By C Project Lead on Mar 20, 2006
I'm off to a meeting of the ISO/SC22/WG14, the C programming language committee meeting in a weeks. Actually, I'm leaving today for a meeting with our my engineering team in St. Petersburg on my way to Berlin for the ISO/SC22/WG14, the C programming language committee meeting. Another piece of work the committee has been working on for over a year now involves Mitigating Security Vulnerabilities. This work is about to turn into a Draft Technical Report, currently titled:
Extensions to the C Library Part I: Bounds-checking interfaces
You can read more about it at:
there is a rationale at:
This work has generated alot of interest. One such area is dealing with the vulnerablilities of manipulating strings in C. Robert C. Seacord of Carnegie Mellon University has submitted a paper to the committee with ideas on library routines to manage strings to mitigate these issues. Below is the introduction from the paper, and a link to the full document.
String manipulation errors
Many vulnerabilities in C programs arise through the use of the standard C string manipulating functions. String manipulation errors include buffer overflow through string copying, truncation errors, termination errors and improper data sanitization. Buffer overflow can easily occur when copying strings if the fixed-length destination of the copy is not large enough to accommodate the source of the string.
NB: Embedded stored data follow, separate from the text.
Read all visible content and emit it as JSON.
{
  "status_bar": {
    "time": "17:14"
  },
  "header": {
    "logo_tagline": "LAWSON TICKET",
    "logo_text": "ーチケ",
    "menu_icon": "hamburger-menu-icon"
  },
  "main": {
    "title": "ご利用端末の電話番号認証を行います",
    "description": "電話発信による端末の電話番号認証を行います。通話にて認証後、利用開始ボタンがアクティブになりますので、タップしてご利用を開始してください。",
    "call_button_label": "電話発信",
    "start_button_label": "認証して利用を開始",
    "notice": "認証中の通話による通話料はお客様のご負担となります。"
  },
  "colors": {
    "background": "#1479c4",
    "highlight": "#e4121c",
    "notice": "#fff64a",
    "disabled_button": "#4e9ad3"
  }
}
This is a particular problem when the source is user input, which is potentially unbounded. The usual programming practice is to allocate a character array that is generally large enough. The problem is that this can easily be exploited by malicious users who can supply a carefully crafted string that overflows the fixed length array in such a way that the security of the system is compromised. This is still the most common exploit in fielded C code today. In attempting to overcome the buffer overflow problem, some programmers try to limit the number of characters that are copied. This can result in strings being improperly truncated. This, in turn, results in a loss of data which may lead to a different type of software vulnerability.
A special case of truncation error is a termination error. Many of the standard C string functions rely on strings being null terminated. However, the length of a string does not include the null character. If just the non-null characters of a string are copied then the resulting string may become improperly terminated. A subsequent access may run off the end of the string and corrupt data that should not have been touched.
Finally, inadequate data sanitization can also lead to vulnerabilities. Many applications require data to be constrained not to contain certain characters. Very often, malicious users can be prevented from exploiting an application by ensuring that the illegal characters are not copied into the strings destined for the application.
A secure string library should provide facilities to guard against the problems described above. Furthermore, it should satisfy the following requirements:
- Operations should succeed or fail unequivocally.
- The facilities should be familiar to C programmers so that they can easily be adopted and existing code easily converted.
- There should be no surprises in using the facilities. The new facilities should have similar semantics to the standard C string manipulating functions. Again, this will help with the conversion of legacy code.
Libraries that provide string manipulation functions can be categorized as static or dynamic. Static libraries rely on fixed-length arrays. A static approach cannot easily overcome the problems described. With a dynamic approach, strings are resized as necessary. This approach can more easily solve the problems, but a consequence is that memory can be exhausted if input is not limited. To mitigate against this issue, the managed string library supports an implementation defined maximum string length. Additionally, the string creation function allows for the specification of a per string maximum length.